Figure 3: Comparison of the quantified Pi, GPC, GPE, PC, PE, NADH levels, and PME/PDE ratio for healthy liver (averaged over 10 healthy volunteers as previously quantified13) and the different metastases of the patient, before (scan 1) and after (scan 2) one cycle of chemotherapy. For the patient, metabolite levels were averaged over all voxels within the different masks. Metabolite levels were normalized with respect to γ-ATP. The light grey horizontal bars represent the mean healthy liver values ± SD.

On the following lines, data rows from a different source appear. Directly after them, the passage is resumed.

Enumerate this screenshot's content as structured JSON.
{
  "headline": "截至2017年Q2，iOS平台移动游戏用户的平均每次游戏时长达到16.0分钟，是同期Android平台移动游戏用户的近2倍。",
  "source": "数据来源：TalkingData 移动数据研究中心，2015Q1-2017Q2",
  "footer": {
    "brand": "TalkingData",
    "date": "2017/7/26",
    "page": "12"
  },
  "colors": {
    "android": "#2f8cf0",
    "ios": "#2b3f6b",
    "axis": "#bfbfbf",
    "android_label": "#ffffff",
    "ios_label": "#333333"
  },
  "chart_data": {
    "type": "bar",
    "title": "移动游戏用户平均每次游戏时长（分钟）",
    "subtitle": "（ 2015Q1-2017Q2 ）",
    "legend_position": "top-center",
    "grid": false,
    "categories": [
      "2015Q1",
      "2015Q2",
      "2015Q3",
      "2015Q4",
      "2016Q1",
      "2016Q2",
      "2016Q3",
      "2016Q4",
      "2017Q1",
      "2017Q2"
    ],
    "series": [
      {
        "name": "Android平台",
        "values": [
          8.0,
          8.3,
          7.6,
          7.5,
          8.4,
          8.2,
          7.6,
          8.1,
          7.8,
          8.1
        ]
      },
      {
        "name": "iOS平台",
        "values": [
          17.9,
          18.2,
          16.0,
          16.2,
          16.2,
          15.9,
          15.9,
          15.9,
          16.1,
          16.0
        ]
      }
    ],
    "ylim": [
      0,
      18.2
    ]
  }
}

Figure 4: Metabolite maps for PC and PE before the start of chemotherapy for six transversal slices overlaid on the T1-w 7T MRI scan. Approximate outlines of metastases 1-4 are shown in green, pink, blue and orange respectively. The color bar represents the relative signal amplitude with respect to γ-ATP. Metabolite maps were interpolated to the same spatial resolution as the T1-w image by using bilinear interpolation in the axial plane, i.e., the output pixel value is a weighted average of the pixels in the nearest 2-by-2 neighborhood.